Más allá del Negrón

Loa al médico de cabecera

Una buena sanidad pública pasa por resolver la crisis de la atención primaria

Loa al médico de cabecera

Loa al médico de cabecera / Javier GANCEDO

Juan Carlos Laviana

Juan Carlos Laviana

Soy de los que sigo llamando médico de cabecera al ahora denominado médico de familia. No sé muy bien si por la edad o porque el término me resulta mucho más ajustado, y evocador, que médico general o de proximidad. Expresiones mucho más frías o distantes. ¿Qué hay más próximo que la cabecera de la cama de un enfermo? Por algo a los libros o a los objetos más preciados, o utilizados, los que ocupan ese altar que es la mesita de noche, los llamamos de cabecera.

Ignoro cuándo y por qué se cambió la terminología. Desde que, en el ambulatorio de El Entrego, don Longinos nos atendía en su consulta, o en la cabecera de la cama –a un kilómetro de distancia–, hasta hoy en Madrid, que la doctora Peláez me atiende en mi centro de salud, a tiro de piedra, muchos médicos han pasado por mi vida y por mi cabecera.

Como no podía ser de otra manera, ha habido de todo. Una muy amable médica que me hizo explicarle, en los años noventa, qué era la Esclerosis Múltiple, porque le parecía una dolencia muy exótica, o un doctor muy colega que me aseguró muy tajante que si yo padecía determinada enfermedad, se cortaba los huevos; en el entorno familiar, le conocemos desde entonces como el eunuco. Pero la mayoría de ellos nos ofrecieron toda su sabiduría y empatía, incluso cuando nuestros males eran más producto de la hipocondría que de la realidad.
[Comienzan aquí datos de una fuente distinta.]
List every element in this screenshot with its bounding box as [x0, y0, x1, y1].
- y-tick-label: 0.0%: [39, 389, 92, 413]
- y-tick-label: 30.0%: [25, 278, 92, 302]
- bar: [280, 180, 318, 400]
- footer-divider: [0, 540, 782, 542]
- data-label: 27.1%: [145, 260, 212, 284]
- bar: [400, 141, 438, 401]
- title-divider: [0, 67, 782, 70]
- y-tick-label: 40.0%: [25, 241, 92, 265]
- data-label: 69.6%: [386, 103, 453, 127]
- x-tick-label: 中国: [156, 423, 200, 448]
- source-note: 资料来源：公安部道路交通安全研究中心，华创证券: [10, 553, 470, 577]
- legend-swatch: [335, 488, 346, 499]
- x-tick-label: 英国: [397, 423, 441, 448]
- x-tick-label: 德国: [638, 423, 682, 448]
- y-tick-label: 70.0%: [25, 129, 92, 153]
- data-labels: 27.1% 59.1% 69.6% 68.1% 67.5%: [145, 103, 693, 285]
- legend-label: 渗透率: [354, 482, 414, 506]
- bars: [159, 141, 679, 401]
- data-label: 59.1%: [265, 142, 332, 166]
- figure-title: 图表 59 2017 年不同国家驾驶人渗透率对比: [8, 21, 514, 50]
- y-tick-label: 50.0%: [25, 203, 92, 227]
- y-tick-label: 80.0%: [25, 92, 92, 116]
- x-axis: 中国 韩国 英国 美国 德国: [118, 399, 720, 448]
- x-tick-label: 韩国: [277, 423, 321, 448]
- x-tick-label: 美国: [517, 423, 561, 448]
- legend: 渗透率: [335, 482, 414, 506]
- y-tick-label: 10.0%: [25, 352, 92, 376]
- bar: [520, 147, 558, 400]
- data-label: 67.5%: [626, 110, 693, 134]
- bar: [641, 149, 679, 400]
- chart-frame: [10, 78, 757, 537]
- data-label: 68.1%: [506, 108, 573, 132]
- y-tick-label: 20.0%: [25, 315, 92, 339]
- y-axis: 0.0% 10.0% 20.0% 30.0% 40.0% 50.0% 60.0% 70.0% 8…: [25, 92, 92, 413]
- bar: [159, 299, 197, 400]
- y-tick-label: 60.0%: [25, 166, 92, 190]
Cuando llegué a Madrid, en los años ochenta, pasaba horas intentando que alguien me cogiera el teléfono en el ambulatorio para pedir una cita, aguardaba tardes o mañanas enteras en salas de espera atestadas. Los médicos invertían su precioso tiempo –aún no había ordenadores– rellenando a mano recetas y partes de alta o de baja. Estaban tan enterrados en la burocracia que apenas tenían tiempo para levantar la cabeza y mirar a la cara al paciente de turno.

Hoy, las cosas han mejorado. Consigo la cita por internet. La mencionada doctora Peláez me atiende con razonable prontitud y una afabilidad exquisita, me dedica más tiempo del que dispone, siempre está accesible para una consulta telefónica si se trata de incluir una receta en la tarjeta sanitaria o algún trámite burocrático, o presencial, si lo requiere la afección. Y, lo que es más importante, conoce al dedillo mi historial médico y mis circunstancias personales.

Mi experiencia, a juzgar por las reivindicaciones, debe de ser una excepción. Por lo que cuentan los periódicos, los médicos de cabecera padecen una situación laboral desesperada y estresante, aunque no lo demuestren ante el paciente. Guardias eternas, falta de tiempo para atender a los enfermos –hasta setenta por día–, exceso de trabajo burocrático, plazas sin cubrir, salarios deficientes, unas condiciones que obligan a muchos a buscar una salida en el extranjero.

Aunque pudiera parecer lo contrario, a juzgar por el ruido, esta precariedad no sólo ocurre en Madrid, donde las justas reivindicaciones han sido teñidas por la politización. Aquí, campo de batalla político, se amplifica todo aquello que suponga un desgaste para la gran bestia negra de la izquierda. Cualquiera diría que Ayuso es la presidenta del Gobierno en vez de una comunidad autónoma.

Detrás de esta escasa atención por parte de las diferentes comunidades y del propio Gobierno central, se esconde una progresiva falta de consideración de los propios ciudadanos hacia los médicos de cabecera. Ya no se les considera una solución para sus dolencias. Son los parias de la sanidad. Se cree injustamente que por tener que saber de todo, no saben de nada. Se les ha reducido a burócratas de los centros de salud públicos, convertidos hoy en oficinas de tramitación (recetas, bajas, volantes de todo tipo...). Y, en realidad, son la primera línea del frente sanitario, los que tienen que dar la cara ante las quejas de los pacientes –listas de espera, colapsos en urgencias, escasa accesibilidad de los especialistas...– y, además, curar sus males.

Recuperar el prestigio y la eficacia depende de las administraciones públicas. Los 42.000 médicos de atención primaria del país, uno de cada tres, se merecen más respeto. Ellos son el sostén de esa sanidad pública de la que tanto presumen nuestros políticos. Necesitamos que nuestros doctores tengan tiempo para conocer a sus pacientes, escucharlos y atenderlos, para que, de verdad, sean médicos de cabecera y no meros gestores del papeleo de las oficinas siniestras en las que se han convertido muchos centros de salud.